Posto che la pagina web costituisce “documento informatico” ai sensi dell’art.1 d.lgs 7 marzo 2005, n. 82 (Codice dell’amministrazione digitale, in Gazz. Uff. 16 maggio 2005, n. 112, suppl. ord. n. 93) e che, ai sensi all’art. 23, la copia del documento informatico – su supporto cartaceo o digitale – è valida se raccolta in conformità alle regole tecniche vigenti, la copia conforme della pagina web potrà essere eseguita da un notaio, oltre che da un cancelliere, segretario comunale, etc., ex art. 18, d.P.R. 28 dicembre 2000, n. 445, Disposizioni legislative in materia di documentazione amministrativa, in Gazz. Uff. 20 febbraio 2001, n. 42, suppl. ord. n. 30, il quale adatti alle peculiarità del documento informatico la tipica attività notarile di rilascio di copie autentiche.

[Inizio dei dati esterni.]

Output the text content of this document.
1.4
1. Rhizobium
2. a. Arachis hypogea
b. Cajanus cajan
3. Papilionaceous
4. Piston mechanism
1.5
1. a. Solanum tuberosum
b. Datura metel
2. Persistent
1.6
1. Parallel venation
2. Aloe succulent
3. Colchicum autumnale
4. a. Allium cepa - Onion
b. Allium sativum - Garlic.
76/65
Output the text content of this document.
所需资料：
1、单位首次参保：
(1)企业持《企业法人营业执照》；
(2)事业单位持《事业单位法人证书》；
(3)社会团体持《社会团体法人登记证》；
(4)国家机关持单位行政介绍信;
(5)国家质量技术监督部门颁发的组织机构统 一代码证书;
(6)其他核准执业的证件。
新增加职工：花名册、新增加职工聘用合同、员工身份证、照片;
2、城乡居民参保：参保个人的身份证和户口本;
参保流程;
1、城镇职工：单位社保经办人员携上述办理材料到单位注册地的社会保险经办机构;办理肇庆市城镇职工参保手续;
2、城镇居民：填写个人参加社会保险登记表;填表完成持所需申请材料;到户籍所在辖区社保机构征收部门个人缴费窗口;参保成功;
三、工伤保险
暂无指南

Tale certificazione di conformità costituisce il presupposto minimo richiesto dalla giurisprudenza.
Per quanto riguarda più precisamente la copia su supporto informatico, il notaio dovrà: 1) eseguire la copia di tutte le informazioni visualizzate; 2) apporre l’attestazione di conformità, indicando il browser utilizzato, l’ora, gli eventuali certificati di sicurezza e l’indirizzo della pagina, comprensivo di url; 3) apporre la firma digitale su tutti i file ovvero associare tra loro i singoli file, esempio tramite il formato zip, quindi, apporre la firma digitale su quest’ultimo.
Quanto alla copia cartacea, per ovvie ragioni, potrà essere trasposto solo un contenuto statico (a meno che non si voglia ottenere una copia parziale, non potrà essere utilizzata, ad esempio, per le pagine web con contenuti dinamici, ad es. filmati). In tal caso, dovranno essere indicati: il sito internet; il tipo di browser utilizzato, la data e l’ora in cui la copia viene effettuata nonchè i dati relativi ad eventuali certificati di sicurezza per la verifica dell’identità del sito.
Nel caso in cui l’attestazione non rispetti tali formalità richieste dalla giurisprudenza, la copia avrà invece l’efficacia probatoria minima ai sensi dell’art. 2717 c.c.
(ex plurimis: Cass. civ., sez. I, 25 marzo 1994, n. 2912).